Understanding slope is crucial because it tells us how steep a line is. When finding the slope of a line between two points, we use the formula: \[ m = \frac{y_2 - y_1}{x_2 - x_1} \]This formula shows the change in the y-values divided by the change in the x-values, often referred to as "rise over run."For our exercise, we chose the points \((0, -1.5)\) and \((2, 4.5)\). Plugging these into the formula, we calculated the slope as:\[ m = \frac{4.5 - (-1.5)}{2 - 0} = \frac{6}{2} = 3 \]This tells us that for every unit of x increase, the y value increases by 3.
Knowing how to calculate slope is key to writing equations of lines and understanding changes in values within contexts like physics, economics, and various other fields.

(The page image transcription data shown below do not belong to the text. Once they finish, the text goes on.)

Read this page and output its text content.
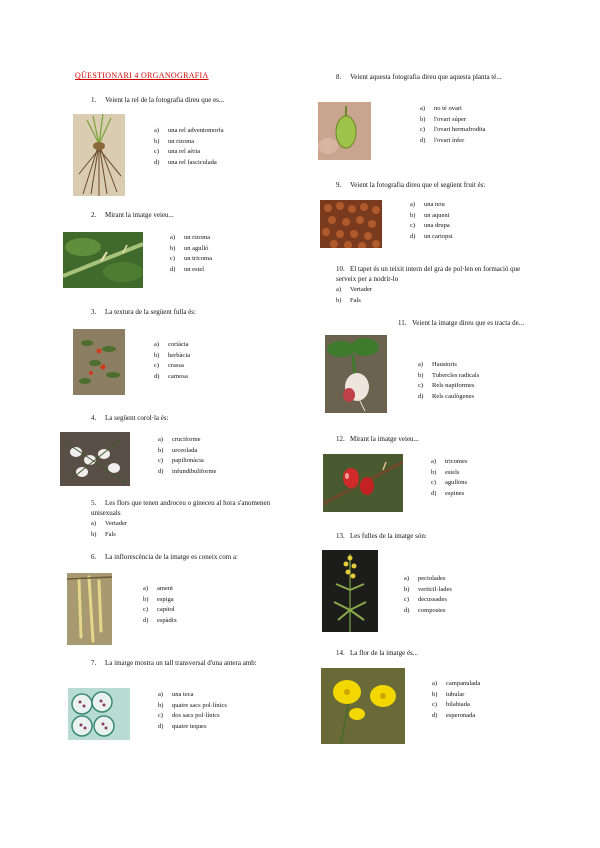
QÜESTIONARI 4 ORGANOGRAFIA
1. Veient la rel de la fotografia direu que es...
a) una rel adventomorfa
b) un rizoma
c) una rel aèria
d) una rel fasciculada
2. Mirant la imatge veieu...
a) un rizoma
b) un agulló
c) un tricoma
d) un estel
3. La textura de la següent fulla és:
a) coriàcia
b) herbàcia
c) crassa
d) carnosa
4. La següent corol·la és:
a) cruciforme
b) urceolada
c) papilionàcia
d) infundibuliforme
5. Les flors que tenen androceu o gineceu al hora s'anomenen unisexuals
a) Vertader
b) Fals
6. La inflorescència de la imatge es coneix com a:
a) ament
b) espiga
c) capítol
d) espàdix
7. La imatge mostra un tall transversal d'una antera amb:
a) una teca
b) quatre sacs pol·línics
c) dos sacs pol·línics
d) quatre teques
8. Veient aquesta fotografia direu que aquesta planta té...
a) no té ovari
b) l'ovari súper
c) l'ovari hermafrodita
d) l'ovari ínfer
9. Veient la fotografia direu que el següent fruit és:
a) una nou
b) un aqueni
c) una drupa
d) un cariopsi
10. El tapet és un teixit intern del gra de pol·len en formació que serveix per a nodrir-lo
a) Vertader
b) Fals
11. Veient la imatge direu que es tracta de...
a) Haustoris
b) Tubercles radicals
c) Rels napiformes
d) Rels caulògenes
12. Mirant la imatge veieu...
a) tricomes
b) estels
c) agullons
d) espines
13. Les fulles de la imatge són:
a) peciolades
b) verticil·lades
c) decussades
d) compostes
14. La flor de la imatge és...
a) campanulada
b) tubular
c) bilabiada
d) esperonada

Solving inequalities involves finding the range of values that satisfy a condition. In this exercise, we needed to solve the inequality: \[ f(x) > 2.25 \]where \( f(x) = 3x - 1.5 \).The first step is to substitute the linear function into the inequality, giving us: \[ 3x - 1.5 > 2.25 \]Then, we add 1.5 to both sides to isolate the term with \(x\):\[ 3x > 3.75 \]Finally, dividing each side by 3, we find:\[ x > 1.25 \]This means any \(x\) value greater than 1.25 will satisfy the inequality.
Understanding how to solve inequalities helps in determining such boundaries and can be useful in various real-world scenarios like maximum capacity calculations or financial constraints.

Graphing linear equations involves representing them visually on a coordinate plane. The equation we derived is \[ f(x) = 3x - 1.5 \]This is a basic linear equation in the slope-intercept form \( y = mx + b \):- The slope \(m\) is 3, indicating the line rises 3 units up for every 1 unit moved to the right.- The y-intercept \(b\) is -1.5, showing where the line crosses the y-axis.To graph this:

• Start at the y-intercept (0, -1.5) on the graph.
• From this point, use the slope to find another point. Move up 3 units and 1 unit to the right, reaching (1, 1.5).
• Draw a line through these points, extending it on both ends.

Graphing linear functions can help visually analyze relationships and predict outcomes. It's a core skill in expressing mathematical relationships in statistics and various scientific fields.